More light now, at 06:22…. And me thinking of today as

IMG_7295the one that finishes my first wine book.  And I mean, really finishes it.  Not some fantastic fascination, some writer fantasy and self-affirming ghost in my character, but something more, something… you’ll see.  I’ll see.  We’ll all read.  My 12th year in the wine business and I think only now I get it, have more of an anvil-like understanding and conceptual appreciation for wine and the people that drink it, drink her and all her messages and histories.  How is it that this morning is this morning, where I zoom through 2,00 words always coming back to wine but acknowledging where I am here in the house with wife and babies upstairs asleep, counting on me to do something cosmic, something meteorically transformational?  I don’t know, but I’m doing it.

The vineyards.. walk them.

The wines, listen to all of them, as all of them are HER.

You, keep writing.  Don’t you dare fucking stop.  Define and tell and speak wine, all steps of yours are hers, and they WILL be on page.

With a glass of ‘14

Merlot in tow, I measure everything.
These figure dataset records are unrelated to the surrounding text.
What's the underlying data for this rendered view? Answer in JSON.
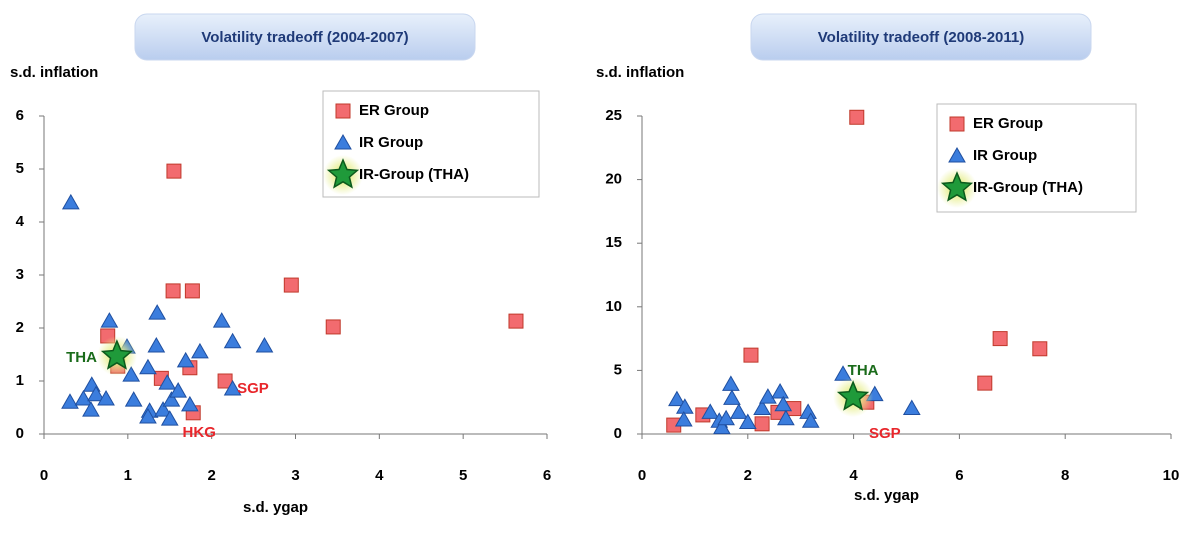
{
  "chart_data": [
    {
      "type": "scatter",
      "title": "Volatility tradeoff (2004-2007)",
      "xlabel": "s.d. ygap",
      "ylabel": "s.d. inflation",
      "xlim": [
        0,
        6
      ],
      "ylim": [
        0,
        6
      ],
      "xticks": [
        0,
        1,
        2,
        3,
        4,
        5,
        6
      ],
      "yticks": [
        0,
        1,
        2,
        3,
        4,
        5,
        6
      ],
      "legend": "upper right",
      "series": [
        {
          "name": "ER Group",
          "color": "#f26b6f",
          "marker": "square",
          "x": [
            1.55,
            0.76,
            1.54,
            1.77,
            2.95,
            3.45,
            5.63,
            1.74,
            2.16,
            1.4,
            1.78,
            0.88
          ],
          "y": [
            4.96,
            1.85,
            2.7,
            2.7,
            2.81,
            2.02,
            2.13,
            1.25,
            1.0,
            1.05,
            0.4,
            1.28
          ]
        },
        {
          "name": "IR Group",
          "color": "#3b7ddd",
          "marker": "triangle",
          "x": [
            0.32,
            0.31,
            0.47,
            0.56,
            0.57,
            0.62,
            0.74,
            0.99,
            1.04,
            1.07,
            0.78,
            1.35,
            1.34,
            1.24,
            1.26,
            1.24,
            1.42,
            1.47,
            1.52,
            1.5,
            1.6,
            1.69,
            1.74,
            1.86,
            2.12,
            2.25,
            2.25,
            2.63
          ],
          "y": [
            4.36,
            0.6,
            0.66,
            0.45,
            0.92,
            0.74,
            0.66,
            1.64,
            1.11,
            0.64,
            2.13,
            2.28,
            1.66,
            1.25,
            0.43,
            0.32,
            0.45,
            0.96,
            0.64,
            0.28,
            0.81,
            1.38,
            0.55,
            1.55,
            2.13,
            1.74,
            0.85,
            1.66
          ]
        },
        {
          "name": "IR-Group (THA)",
          "color": "#1f9a3a",
          "marker": "star",
          "x": [
            0.87
          ],
          "y": [
            1.47
          ]
        }
      ],
      "annotations": [
        {
          "text": "THA",
          "x": 0.87,
          "y": 1.47,
          "position": "left",
          "color": "#1a6b1a"
        },
        {
          "text": "SGP",
          "x": 2.16,
          "y": 1.0,
          "position": "right",
          "color": "#e8262b"
        },
        {
          "text": "HKG",
          "x": 1.78,
          "y": 0.4,
          "position": "below",
          "color": "#e8262b"
        }
      ]
    },
    {
      "type": "scatter",
      "title": "Volatility tradeoff (2008-2011)",
      "xlabel": "s.d. ygap",
      "ylabel": "s.d. inflation",
      "xlim": [
        0,
        10
      ],
      "ylim": [
        0,
        25
      ],
      "xticks": [
        0,
        2,
        4,
        6,
        8,
        10
      ],
      "yticks": [
        0,
        5,
        10,
        15,
        20,
        25
      ],
      "legend": "upper right",
      "series": [
        {
          "name": "ER Group",
          "color": "#f26b6f",
          "marker": "square",
          "x": [
            0.6,
            1.15,
            2.06,
            2.27,
            2.57,
            2.87,
            4.06,
            4.25,
            6.48,
            6.77,
            7.52
          ],
          "y": [
            0.7,
            1.5,
            6.2,
            0.8,
            1.7,
            2.0,
            24.9,
            2.5,
            4.0,
            7.5,
            6.7
          ]
        },
        {
          "name": "IR Group",
          "color": "#3b7ddd",
          "marker": "triangle",
          "x": [
            0.66,
            0.81,
            0.79,
            1.29,
            1.46,
            1.51,
            1.59,
            1.68,
            1.7,
            1.83,
            2.0,
            2.27,
            2.38,
            2.61,
            2.67,
            2.72,
            3.14,
            3.19,
            3.8,
            4.4,
            5.1
          ],
          "y": [
            2.7,
            2.1,
            1.1,
            1.7,
            1.0,
            0.5,
            1.2,
            3.9,
            2.8,
            1.7,
            0.9,
            2.0,
            2.9,
            3.3,
            2.3,
            1.2,
            1.7,
            1.0,
            4.7,
            3.1,
            2.0
          ]
        },
        {
          "name": "IR-Group (THA)",
          "color": "#1f9a3a",
          "marker": "star",
          "x": [
            3.99
          ],
          "y": [
            2.9
          ]
        }
      ],
      "annotations": [
        {
          "text": "THA",
          "x": 3.99,
          "y": 2.9,
          "position": "above",
          "color": "#1a6b1a"
        },
        {
          "text": "SGP",
          "x": 4.25,
          "y": 2.5,
          "position": "right-below",
          "color": "#e8262b"
        }
      ]
    }
  ]
}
Seeing more of me, my future, forgetting about age for a minute which I know will make certain readers quite happy, but here.. now… right now with this wine, the grape that pulled me further into it all. Not much a writer, right now, after the taxing tasting room tale that was today, with my little vino sis Taylor. 21:25, should just clock out, shouldn’t I… watch some writer show and note in the Burgundy Journal, something. Something that will get me to the Road– fuck I’m tired of wishing. So stop. Do. Ceasing these types. Wine and ink, a page– now.